Esto lleva a dos conclusiones muy básicas que os expongo para debatir y reflexionar:

  1. No se acompaña este proceso de construcción de la identidad debidamente, y absolutamente todas las personas que conformamos esta sociedad somos corresponsables.
  2. A base del racismo diario, del que “no hace daño” porque “lo hace con cariño” o porque “es que es verdad, es chinita”, hemos ido forjando nuestra(s) identidad(es).

PARA TERMINAR, UNA ANÉCDOTA.

Hace poco visité a mis primas y leímos juntas las viñetas que creé para mi trabajo de máster (mírala aquí).
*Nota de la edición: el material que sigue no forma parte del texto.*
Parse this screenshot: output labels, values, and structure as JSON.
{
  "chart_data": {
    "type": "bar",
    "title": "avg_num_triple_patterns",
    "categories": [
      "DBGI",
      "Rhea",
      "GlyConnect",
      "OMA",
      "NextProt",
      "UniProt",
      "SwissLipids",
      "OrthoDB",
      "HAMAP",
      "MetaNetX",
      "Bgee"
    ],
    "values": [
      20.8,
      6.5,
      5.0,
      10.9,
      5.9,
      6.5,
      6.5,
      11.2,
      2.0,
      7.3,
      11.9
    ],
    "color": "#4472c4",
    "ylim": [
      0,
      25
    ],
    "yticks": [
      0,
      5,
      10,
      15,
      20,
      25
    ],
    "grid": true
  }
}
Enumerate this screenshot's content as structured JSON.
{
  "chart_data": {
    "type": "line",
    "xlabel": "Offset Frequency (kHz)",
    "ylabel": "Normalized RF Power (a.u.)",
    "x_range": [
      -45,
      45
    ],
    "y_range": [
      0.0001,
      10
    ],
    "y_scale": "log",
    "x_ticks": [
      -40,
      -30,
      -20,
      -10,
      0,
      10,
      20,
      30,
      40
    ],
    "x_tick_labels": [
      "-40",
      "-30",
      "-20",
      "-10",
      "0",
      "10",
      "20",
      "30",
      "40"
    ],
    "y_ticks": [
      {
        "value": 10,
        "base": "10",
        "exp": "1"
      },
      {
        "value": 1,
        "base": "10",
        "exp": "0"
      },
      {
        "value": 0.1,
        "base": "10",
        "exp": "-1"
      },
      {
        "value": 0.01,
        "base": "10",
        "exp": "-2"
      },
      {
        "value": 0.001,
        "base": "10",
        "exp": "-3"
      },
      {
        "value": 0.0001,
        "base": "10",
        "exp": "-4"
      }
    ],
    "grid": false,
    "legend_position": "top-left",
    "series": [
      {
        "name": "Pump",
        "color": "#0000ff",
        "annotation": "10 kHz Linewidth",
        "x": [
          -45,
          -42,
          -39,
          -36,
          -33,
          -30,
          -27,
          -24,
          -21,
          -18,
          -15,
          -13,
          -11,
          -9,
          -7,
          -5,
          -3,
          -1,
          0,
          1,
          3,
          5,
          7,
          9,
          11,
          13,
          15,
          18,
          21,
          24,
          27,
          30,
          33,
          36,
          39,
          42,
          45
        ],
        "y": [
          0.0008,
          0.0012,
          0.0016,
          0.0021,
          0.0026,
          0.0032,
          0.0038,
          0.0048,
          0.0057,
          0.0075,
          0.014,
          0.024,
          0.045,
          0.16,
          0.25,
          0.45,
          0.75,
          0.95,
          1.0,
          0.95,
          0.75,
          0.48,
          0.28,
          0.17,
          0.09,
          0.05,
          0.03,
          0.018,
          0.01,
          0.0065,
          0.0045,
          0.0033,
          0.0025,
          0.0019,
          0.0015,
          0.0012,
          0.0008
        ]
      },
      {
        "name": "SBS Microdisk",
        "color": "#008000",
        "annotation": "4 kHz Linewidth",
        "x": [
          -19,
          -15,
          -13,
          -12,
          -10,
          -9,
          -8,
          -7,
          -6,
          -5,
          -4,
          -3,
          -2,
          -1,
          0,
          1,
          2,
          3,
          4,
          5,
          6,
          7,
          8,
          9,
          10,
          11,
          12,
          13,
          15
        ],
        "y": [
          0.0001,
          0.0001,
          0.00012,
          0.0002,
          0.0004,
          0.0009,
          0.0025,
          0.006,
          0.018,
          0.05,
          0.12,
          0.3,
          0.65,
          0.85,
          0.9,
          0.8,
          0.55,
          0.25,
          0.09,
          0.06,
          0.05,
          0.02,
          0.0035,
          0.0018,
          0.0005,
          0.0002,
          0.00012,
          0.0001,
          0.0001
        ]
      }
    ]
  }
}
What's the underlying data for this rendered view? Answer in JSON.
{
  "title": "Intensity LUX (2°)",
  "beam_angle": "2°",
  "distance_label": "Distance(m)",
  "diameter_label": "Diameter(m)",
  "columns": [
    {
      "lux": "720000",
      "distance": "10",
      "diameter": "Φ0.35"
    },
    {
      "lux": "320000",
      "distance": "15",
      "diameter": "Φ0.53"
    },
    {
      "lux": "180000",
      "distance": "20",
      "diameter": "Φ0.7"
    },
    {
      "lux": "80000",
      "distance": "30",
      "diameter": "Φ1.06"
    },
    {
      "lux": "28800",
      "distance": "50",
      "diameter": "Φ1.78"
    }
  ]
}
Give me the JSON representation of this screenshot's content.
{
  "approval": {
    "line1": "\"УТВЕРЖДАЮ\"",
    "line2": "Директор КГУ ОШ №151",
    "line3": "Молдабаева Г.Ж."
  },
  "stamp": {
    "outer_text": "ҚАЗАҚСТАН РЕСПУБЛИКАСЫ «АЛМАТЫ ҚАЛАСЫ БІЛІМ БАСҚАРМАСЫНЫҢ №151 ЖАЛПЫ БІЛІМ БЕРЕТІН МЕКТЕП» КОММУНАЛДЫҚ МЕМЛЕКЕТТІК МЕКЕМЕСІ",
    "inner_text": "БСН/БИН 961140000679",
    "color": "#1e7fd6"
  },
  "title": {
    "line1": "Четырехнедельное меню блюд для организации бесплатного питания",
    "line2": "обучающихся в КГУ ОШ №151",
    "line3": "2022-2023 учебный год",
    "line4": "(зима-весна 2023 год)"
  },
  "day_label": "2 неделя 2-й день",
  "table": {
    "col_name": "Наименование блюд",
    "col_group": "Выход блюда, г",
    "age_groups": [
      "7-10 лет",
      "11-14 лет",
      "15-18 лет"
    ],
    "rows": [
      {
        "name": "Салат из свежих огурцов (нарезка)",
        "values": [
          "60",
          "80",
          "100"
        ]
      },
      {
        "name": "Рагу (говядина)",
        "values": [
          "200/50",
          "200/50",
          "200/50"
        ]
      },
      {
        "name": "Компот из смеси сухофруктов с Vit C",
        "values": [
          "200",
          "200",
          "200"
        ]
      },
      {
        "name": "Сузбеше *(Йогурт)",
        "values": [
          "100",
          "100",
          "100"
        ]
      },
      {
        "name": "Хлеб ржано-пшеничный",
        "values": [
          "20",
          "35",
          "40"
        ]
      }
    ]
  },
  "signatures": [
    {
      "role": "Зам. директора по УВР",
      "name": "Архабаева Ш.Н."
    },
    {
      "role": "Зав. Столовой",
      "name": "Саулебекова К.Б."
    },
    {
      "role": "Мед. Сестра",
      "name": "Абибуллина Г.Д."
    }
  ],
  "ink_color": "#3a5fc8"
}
Fue todo un éxito. Las leímos juntas y después mi prima pequeña releía algunas que especialmente le habían gustado, mientras mi prima de trece años callaba pensativa. Al poco, empezaron a decir:

“¡Queremos más, queremos la continuación!”

Me quedé sin palabras. Estaban pidiendo a gritos que alguien las acompañara en este camino, alguien que las entendiera y las apoyara mientras aprenden y crecen en una sociedad que todavía (por desgracia) queda lejos de la interculturalidad.

¿El momento más bonito? Éste:

HT (leyendo la viñeta 6): “Laa Cristina… és de laa Xina i… es mennja una mmandarina”. ¡Aala!

Yo: ¿Qué pasa?

HT (señala «la Xina»): Pues que está mal, porque no es así.